On an average, an individual consumes close to 35 tons of food during a lifetime. Given this, it is only natural that your digestive system undergoes a little wear and tear with age. The extent of this wearing out depends a lot on the types of food consumed, the frequency of food consumption, physical exercise as well as water intake.
The twilight years of your life can bring a host of digestive problems with it, if not given due attention.
As you grow older, it is not just the joints and muscles that cause problems. A very common complaint among older folks is of constant constipation. It is mostly caused by poor diet, insufficient water intake and lack of exercise. The digestive system slows down naturally owing to deteriorating muscle tones of the body, eventually absorbing more water from the food and leading to constipation.
The cause for constant heartburn can be medication or even improper meal timings. Older people are advised to have early dinners and avoid excess of fast food or fried food to avoid heartburn.
Ulcers are small boils on the lining of the stomach, mostly caused by a lot of acidic food consumption. They cause loss of appetite and weight loss. These ulcers can cause shooting pains in your stomach intermittently, and in some cases, even vomiting.

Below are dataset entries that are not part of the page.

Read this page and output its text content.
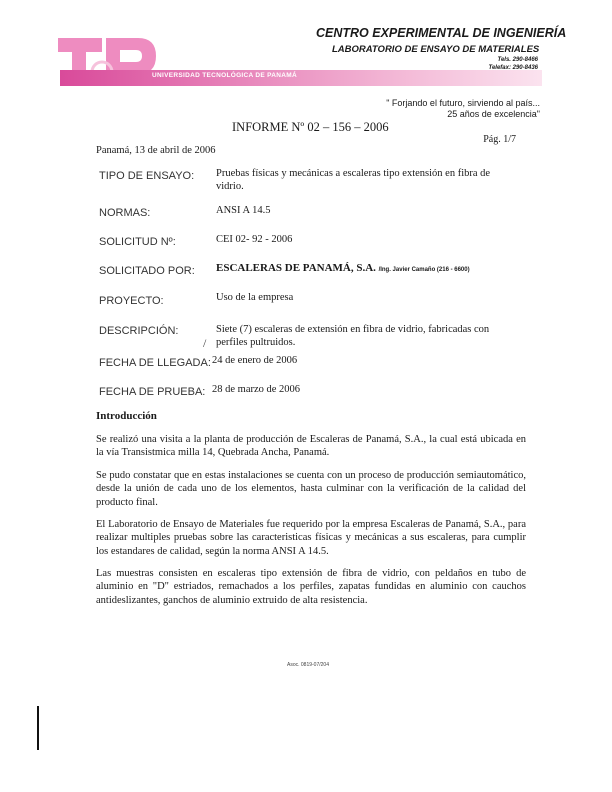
UNIVERSIDAD TECNOLÓGICA DE PANAMÁ
CENTRO EXPERIMENTAL DE INGENIERÍA
LABORATORIO DE ENSAYO DE MATERIALES
Tels. 290-8466
Telefax: 290-8436
" Forjando el futuro, sirviendo al país...
25 años de excelencia"
INFORME Nº 02 – 156 – 2006
Pág. 1/7
Panamá, 13 de abril de 2006
TIPO DE ENSAYO: Pruebas físicas y mecánicas a escaleras tipo extensión en fibra de vidrio.
NORMAS:	ANSI A 14.5
SOLICITUD Nº:	CEI 02- 92 - 2006
SOLICITADO POR: ESCALERAS DE PANAMÁ, S.A. /Ing. Javier Camaño (216 - 6600)
PROYECTO:	Uso de la empresa
DESCRIPCIÓN:	Siete (7) escaleras de extensión en fibra de vidrio, fabricadas con perfiles pultruidos.
/
FECHA DE LLEGADA: 24 de enero de 2006
FECHA DE PRUEBA: 28 de marzo de 2006
Introducción
Se realizó una visita a la planta de producción de Escaleras de Panamá, S.A., la cual está ubicada en la vía Transistmica milla 14, Quebrada Ancha, Panamá.
Se pudo constatar que en estas instalaciones se cuenta con un proceso de producción semiautomático, desde la unión de cada uno de los elementos, hasta culminar con la verificación de la calidad del producto final.
El Laboratorio de Ensayo de Materiales fue requerido por la empresa Escaleras de Panamá, S.A., para realizar multiples pruebas sobre las caracteristicas físicas y mecánicas a sus escaleras, para cumplir los estandares de calidad, según la norma ANSI A 14.5.
Las muestras consisten en escaleras tipo extensión de fibra de vidrio, con peldaños en tubo de aluminio en "D" estriados, remachados a los perfiles, zapatas fundidas en aluminio con cauchos antideslizantes, ganchos de aluminio extruido de alta resistencia.
Asoc. 0819-07/204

They are more common among those who have diabetes or take multiple medicines.
Although some of the adverse effects of aging are inevitable, there are some ways you can reduce the risk of severe digestive problems.
For those who are not active or hardly step outside the house, it is natural to feel less thirsty. However this can lead to insufficient water intake needed for efficient digestion and distribution of nutrients.
Your diet requirements not only change with age, but also with the level of physical activity. As you grow older, physical activity levels dip, storing more fat in the body. Hence, it is advised to reduce fat and sugar intake. You can consult a nutritionist for a list of healthy foods and portions that suit your age and daily routine. More fibers and less carbs are a good starting point.
Short walks in the morning and evening keep your body agile and healthy. It also helps in digesting your food better and regularizing bowel movements.
Keeping these routines in check will not only make you feel better, but also keep unwanted medication out of your system.